Who: Amber UPVC Fabrications Limited (“Amber”), the Information Commissioner’s Office (“ICO”), First-tier Information Rights Tribunal (“FTT”)
When: 19 December 2014
Law stated as at: 12 January 2014
Amber is a company which sells UPVC windows to the domestic market, relying to a large extent on telemarketing in order to increase sales and brand awareness. Between May 2011 and April 2013, the company made a whopping four million telephone calls, of which between 80-90% were marketing calls. Having received complaints from a number of call recipients, the ICO investigated Amber and found that a large number of calls made were in contravention of the Privacy and Electronic Communications Regulations 2003 (as amended) (the “PECR”).
The PECR contains a number of restrictions on various forms of direct marketing. One requirement is that individuals who have registered with the Telephone Preference Service (“TPS”), the UK do-not-call registry, are not to be contacted for the purposes of live unsolicited marketing by telephone unless they have notified the caller that they do not object to such calls being made. Therefore telemarketers are in most cases effectively obliged to check the TPS to ensure that they do not call individuals appearing on the register.
The ICO clamps down on cold caller
The ICO has the power to issue monetary penalty notices of up to £500,000 against those who seriously contravene the PECR and/or the Data Protection Act 1998. To be able to do this, the contravention in question must be ‘of a kind likely to cause substantial damage or substantial distress’ to the recipient and must have been deliberate (or at least the breaching party must have known that there was a risk of a contravention likely to cause substantial damage or distress but failed to take preventative steps).
In this case, the ICO found that a number of calls made by Amber were in contravention of the PECR, citing 524 unsolicited calls in particular. As such, a monetary penalty notice was issued against Amber for £50,000. Amber appealed this decision to the FTT on the basis that the breach was not serious, it was not of a kind likely to cause substantial distress and that the size of the penalty was disproportionate, particularly given that Amber had subsequently made improvements to its systems.
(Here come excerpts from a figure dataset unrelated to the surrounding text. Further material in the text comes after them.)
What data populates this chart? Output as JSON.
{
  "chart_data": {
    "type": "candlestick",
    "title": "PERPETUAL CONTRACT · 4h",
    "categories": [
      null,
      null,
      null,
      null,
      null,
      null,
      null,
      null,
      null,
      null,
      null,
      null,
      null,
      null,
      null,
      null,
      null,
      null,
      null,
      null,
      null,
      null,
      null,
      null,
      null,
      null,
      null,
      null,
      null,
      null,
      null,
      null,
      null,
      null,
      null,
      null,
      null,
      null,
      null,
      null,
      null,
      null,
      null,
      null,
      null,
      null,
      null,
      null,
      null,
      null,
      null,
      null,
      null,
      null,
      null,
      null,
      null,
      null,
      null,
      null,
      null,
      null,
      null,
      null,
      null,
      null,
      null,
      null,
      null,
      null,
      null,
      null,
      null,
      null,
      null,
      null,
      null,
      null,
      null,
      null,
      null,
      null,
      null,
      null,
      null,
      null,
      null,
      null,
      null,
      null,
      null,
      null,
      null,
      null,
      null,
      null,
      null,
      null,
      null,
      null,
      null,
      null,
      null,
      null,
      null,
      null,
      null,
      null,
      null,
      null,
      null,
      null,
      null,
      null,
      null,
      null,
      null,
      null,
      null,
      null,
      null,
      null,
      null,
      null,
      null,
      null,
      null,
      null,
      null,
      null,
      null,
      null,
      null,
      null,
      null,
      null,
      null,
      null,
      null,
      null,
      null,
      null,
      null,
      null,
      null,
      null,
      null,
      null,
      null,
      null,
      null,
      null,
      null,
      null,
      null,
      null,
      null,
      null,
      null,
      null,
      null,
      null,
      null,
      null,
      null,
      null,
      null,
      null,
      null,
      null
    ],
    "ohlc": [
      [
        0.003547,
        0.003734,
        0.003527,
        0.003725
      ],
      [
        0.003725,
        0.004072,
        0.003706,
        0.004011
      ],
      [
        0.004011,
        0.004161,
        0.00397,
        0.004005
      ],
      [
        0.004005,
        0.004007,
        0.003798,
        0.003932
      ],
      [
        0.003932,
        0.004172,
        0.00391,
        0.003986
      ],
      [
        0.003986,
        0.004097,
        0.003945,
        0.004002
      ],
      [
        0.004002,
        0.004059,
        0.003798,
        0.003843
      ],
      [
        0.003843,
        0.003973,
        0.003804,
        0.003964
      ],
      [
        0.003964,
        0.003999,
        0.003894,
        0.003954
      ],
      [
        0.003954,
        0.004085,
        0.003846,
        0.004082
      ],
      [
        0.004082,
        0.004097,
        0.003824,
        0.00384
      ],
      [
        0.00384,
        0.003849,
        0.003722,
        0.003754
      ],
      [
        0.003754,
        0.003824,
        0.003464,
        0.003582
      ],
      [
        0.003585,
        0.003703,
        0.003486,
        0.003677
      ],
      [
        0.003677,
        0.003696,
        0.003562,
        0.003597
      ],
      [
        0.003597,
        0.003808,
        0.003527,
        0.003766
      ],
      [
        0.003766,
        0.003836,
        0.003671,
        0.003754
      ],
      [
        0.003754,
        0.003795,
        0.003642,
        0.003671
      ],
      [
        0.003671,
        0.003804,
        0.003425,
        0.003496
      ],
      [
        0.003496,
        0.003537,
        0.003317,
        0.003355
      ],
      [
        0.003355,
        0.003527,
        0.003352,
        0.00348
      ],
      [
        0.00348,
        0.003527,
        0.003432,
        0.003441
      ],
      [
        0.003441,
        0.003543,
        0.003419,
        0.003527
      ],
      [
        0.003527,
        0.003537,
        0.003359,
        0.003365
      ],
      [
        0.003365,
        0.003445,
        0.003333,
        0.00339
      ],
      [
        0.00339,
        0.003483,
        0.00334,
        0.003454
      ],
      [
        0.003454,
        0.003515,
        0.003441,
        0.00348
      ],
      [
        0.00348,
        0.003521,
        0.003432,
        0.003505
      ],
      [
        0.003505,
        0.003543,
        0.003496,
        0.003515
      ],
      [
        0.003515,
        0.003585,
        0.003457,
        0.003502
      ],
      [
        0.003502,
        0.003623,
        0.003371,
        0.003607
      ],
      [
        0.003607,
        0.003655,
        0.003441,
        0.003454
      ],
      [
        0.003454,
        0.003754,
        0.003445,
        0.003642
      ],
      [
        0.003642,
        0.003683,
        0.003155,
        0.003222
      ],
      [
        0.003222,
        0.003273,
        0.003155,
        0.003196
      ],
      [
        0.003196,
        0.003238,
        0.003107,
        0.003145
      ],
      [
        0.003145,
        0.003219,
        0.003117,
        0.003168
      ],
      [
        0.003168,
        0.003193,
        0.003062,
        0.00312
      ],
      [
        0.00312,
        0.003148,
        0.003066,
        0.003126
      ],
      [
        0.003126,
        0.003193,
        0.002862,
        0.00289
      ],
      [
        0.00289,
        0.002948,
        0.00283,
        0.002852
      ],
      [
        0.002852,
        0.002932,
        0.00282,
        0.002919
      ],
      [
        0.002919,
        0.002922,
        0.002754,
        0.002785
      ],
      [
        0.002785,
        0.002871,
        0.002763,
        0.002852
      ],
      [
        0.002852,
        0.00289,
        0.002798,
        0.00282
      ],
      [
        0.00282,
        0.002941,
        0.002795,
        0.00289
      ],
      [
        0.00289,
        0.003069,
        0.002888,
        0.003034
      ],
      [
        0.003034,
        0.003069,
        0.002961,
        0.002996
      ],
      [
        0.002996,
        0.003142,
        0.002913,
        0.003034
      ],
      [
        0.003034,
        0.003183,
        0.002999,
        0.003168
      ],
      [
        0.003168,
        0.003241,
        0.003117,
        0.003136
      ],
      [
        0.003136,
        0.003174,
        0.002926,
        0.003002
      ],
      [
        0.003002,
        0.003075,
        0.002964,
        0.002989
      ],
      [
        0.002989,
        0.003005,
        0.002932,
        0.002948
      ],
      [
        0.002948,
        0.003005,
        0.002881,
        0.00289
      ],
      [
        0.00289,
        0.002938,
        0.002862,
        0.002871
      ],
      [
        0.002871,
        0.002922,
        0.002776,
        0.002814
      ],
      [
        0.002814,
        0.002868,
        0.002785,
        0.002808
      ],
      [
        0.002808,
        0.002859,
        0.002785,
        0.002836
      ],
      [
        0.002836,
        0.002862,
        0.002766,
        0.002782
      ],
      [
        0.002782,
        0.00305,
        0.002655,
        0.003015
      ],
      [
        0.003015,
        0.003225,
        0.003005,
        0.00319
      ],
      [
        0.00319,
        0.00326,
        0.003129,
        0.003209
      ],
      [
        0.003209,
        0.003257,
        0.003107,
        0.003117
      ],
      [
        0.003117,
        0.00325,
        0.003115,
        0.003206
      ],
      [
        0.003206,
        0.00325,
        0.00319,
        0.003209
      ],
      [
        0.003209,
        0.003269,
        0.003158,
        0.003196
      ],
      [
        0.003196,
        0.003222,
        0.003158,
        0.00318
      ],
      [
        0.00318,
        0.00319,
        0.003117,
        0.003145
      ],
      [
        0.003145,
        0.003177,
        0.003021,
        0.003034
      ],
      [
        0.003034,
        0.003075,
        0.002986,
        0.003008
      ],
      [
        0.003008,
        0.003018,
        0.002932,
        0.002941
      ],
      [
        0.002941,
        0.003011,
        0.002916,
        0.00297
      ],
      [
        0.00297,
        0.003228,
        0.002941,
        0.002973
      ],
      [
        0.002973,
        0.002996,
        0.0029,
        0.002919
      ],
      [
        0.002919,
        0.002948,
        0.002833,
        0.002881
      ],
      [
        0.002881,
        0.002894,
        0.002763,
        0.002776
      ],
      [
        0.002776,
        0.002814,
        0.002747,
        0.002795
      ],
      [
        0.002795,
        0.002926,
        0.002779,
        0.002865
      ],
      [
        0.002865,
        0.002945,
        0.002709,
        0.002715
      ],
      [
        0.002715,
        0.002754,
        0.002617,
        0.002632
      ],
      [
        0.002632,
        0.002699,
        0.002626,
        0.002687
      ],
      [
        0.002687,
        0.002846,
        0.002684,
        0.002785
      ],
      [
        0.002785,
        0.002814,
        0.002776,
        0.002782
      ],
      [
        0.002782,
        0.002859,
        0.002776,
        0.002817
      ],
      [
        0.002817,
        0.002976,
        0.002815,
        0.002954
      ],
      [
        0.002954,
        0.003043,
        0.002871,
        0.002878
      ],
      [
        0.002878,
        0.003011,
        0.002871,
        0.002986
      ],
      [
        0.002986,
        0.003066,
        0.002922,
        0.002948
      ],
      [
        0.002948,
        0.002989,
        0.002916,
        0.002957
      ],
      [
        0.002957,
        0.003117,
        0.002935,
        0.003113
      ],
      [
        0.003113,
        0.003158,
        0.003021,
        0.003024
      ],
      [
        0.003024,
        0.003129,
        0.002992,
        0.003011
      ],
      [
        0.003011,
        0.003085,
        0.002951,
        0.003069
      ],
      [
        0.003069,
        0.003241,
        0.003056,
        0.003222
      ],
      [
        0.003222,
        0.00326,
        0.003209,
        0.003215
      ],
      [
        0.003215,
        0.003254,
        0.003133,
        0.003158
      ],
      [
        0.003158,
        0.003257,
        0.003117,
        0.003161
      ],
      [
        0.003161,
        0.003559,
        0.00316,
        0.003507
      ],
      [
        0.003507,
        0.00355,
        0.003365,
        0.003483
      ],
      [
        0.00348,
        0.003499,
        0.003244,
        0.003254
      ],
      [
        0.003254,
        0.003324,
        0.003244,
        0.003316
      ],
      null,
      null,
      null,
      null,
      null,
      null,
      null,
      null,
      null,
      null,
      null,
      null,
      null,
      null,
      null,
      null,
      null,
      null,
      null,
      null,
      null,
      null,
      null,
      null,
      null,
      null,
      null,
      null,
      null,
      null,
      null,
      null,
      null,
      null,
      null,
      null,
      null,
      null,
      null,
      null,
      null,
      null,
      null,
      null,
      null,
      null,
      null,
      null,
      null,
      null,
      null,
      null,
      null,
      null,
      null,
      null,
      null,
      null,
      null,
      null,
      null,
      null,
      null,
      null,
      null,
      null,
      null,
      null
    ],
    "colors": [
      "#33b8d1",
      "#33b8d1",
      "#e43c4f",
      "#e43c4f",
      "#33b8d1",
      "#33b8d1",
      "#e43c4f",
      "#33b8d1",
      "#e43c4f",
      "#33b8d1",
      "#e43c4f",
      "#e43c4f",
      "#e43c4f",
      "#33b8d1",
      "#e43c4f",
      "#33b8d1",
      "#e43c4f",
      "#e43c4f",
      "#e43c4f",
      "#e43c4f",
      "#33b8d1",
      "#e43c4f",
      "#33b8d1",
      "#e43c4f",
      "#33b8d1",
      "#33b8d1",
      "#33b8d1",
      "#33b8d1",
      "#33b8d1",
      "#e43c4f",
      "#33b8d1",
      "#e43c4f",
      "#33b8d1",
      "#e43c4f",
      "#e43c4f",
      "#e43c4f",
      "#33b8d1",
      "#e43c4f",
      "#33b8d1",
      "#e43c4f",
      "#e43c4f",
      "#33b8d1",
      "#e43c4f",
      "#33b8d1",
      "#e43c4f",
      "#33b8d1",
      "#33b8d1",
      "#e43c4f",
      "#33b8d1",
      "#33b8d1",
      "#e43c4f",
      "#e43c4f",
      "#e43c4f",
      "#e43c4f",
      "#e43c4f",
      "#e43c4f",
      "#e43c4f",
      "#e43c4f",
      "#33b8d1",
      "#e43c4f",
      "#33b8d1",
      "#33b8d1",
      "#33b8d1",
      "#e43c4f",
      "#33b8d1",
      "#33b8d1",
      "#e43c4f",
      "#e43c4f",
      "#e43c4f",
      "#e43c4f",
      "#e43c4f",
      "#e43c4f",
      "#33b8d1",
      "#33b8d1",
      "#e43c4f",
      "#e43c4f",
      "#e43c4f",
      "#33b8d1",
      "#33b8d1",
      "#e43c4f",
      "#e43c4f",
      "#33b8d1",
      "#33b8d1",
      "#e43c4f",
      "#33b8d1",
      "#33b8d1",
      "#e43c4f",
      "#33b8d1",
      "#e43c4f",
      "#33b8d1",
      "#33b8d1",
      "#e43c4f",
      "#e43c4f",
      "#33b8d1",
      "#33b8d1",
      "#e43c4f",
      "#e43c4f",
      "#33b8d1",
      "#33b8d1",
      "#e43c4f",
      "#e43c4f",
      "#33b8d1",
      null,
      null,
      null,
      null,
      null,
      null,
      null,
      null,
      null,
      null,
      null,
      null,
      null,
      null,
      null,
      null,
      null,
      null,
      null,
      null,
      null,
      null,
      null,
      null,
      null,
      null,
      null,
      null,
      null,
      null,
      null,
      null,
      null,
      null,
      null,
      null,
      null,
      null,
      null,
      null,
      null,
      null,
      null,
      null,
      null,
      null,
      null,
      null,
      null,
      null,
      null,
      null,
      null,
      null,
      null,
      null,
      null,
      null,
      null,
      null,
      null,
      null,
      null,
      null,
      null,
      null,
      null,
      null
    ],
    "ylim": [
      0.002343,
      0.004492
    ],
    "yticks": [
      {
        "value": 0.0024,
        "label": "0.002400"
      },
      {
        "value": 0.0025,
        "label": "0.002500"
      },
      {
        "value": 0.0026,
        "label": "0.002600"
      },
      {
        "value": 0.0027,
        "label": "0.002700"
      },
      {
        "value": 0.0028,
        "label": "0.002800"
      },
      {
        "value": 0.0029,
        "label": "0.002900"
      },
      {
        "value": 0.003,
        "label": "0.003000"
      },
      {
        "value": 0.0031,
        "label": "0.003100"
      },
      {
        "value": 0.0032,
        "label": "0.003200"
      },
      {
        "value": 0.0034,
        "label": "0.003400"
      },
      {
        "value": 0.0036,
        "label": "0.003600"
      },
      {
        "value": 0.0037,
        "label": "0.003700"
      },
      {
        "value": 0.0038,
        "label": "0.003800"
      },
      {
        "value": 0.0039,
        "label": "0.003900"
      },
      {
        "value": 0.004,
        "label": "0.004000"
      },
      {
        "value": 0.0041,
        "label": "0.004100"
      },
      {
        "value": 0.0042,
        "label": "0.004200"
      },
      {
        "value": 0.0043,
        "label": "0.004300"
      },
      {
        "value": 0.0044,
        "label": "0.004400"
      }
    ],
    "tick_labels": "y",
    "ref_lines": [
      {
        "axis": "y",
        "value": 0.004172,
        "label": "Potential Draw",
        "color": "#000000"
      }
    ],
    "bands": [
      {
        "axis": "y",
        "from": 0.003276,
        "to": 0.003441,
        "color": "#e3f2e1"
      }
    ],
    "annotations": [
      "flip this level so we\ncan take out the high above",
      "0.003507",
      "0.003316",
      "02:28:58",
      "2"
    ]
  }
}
FTT takes holistic approach
The FTT upheld the monetary penalty notice.
Of particular relevance, the FTT held that it could evaluate the cumulative impact of the total number of contraventions in question in assessing whether substantial damage or distress had been caused rather than assessing this by reference to each individual contravention.
The FTT did not accept Amber’s arguments that live sales calls were less (or not more) intrusive than SMS; live calls demand immediate intention and, in cases where the recipient is registered with the TPS, an unsolicited marketing call would defeat the recipient’s expectation that the incoming call would not be this type of communication.
The FTT decided that when hundreds of people who are on the TPS receive unsolicited marketing calls, there is a very significant risk that such calls could cause substantial distress. Although Amber argued that each individual call was unlikely to cause such distress, when the FTT adopted the cumulative approach, it decided that substantial distress was likely to be caused through two different ways.
Firstly, the FTT judged that, among the hundreds of recipients of the unsolicited calls, there may be some who are more sensitive than the average person and who therefore might suffer substantial distress. This may be because they are suffering from physical or mental health issues or have recently been bereaved or because they are trying to meet a tight work deadline. By calling so many individuals, the chances of interfering with even one or two of these types of people would be high.
Secondly, even where individuals were not caused substantial distress themselves, any distress caused to the recipients should be taken on aggregate, meaning that the threshold of substantiality would be surpassed merely due to the amount of people who might be caused distress, even if only mild in each individual case.
Amber could not provide sufficient explanation for the flaws in its practices, such as the failure to consult the TPS or the lack of training and materials given to sales staff regarding the requirements of the PECR. Even after the monetary penalty notice was issued by the ICO, Amber continued to contravene the PECR and, at the time of the FTT hearing, Amber had still not implemented formal procedures for how the telesales representatives were supposed to deal with those people who informed them that they were registered with the TPS. As such, the FTT did not consider the ICO penalty to be disproportionate and therefore upheld the full £50,000 amount.
Why this matters:
This decision emphasises the importance of compliance with the PECR, and particularly the requirement for telemarketers to cross-reference their databases against the TPS if the individuals being called have not separately notified the instigator of the call that they do not object to such calls being made. Additionally, such organisations should maintain their own suppression lists if individuals inform them that they do not wish to be contacted.
The ICO has made it clear that it will clamp down on businesses which breach these rules and the FTT’s subsequent decision to uphold the fine has shown that it is comfortable looking at the offending calls in aggregate in order to assess whether substantial damage has been, or is likely to be, caused.
It is worth noting that the Department of Culture, Media and Sport is consulting on proposals to lower the threshold for consumer harm (or even to remove it altogether). If this happens, it will give the ICO even greater freedom to penalise those who breach the PECR, not only in respect of telesales, but also through SMS, automated recorded calls, fax messages and emails.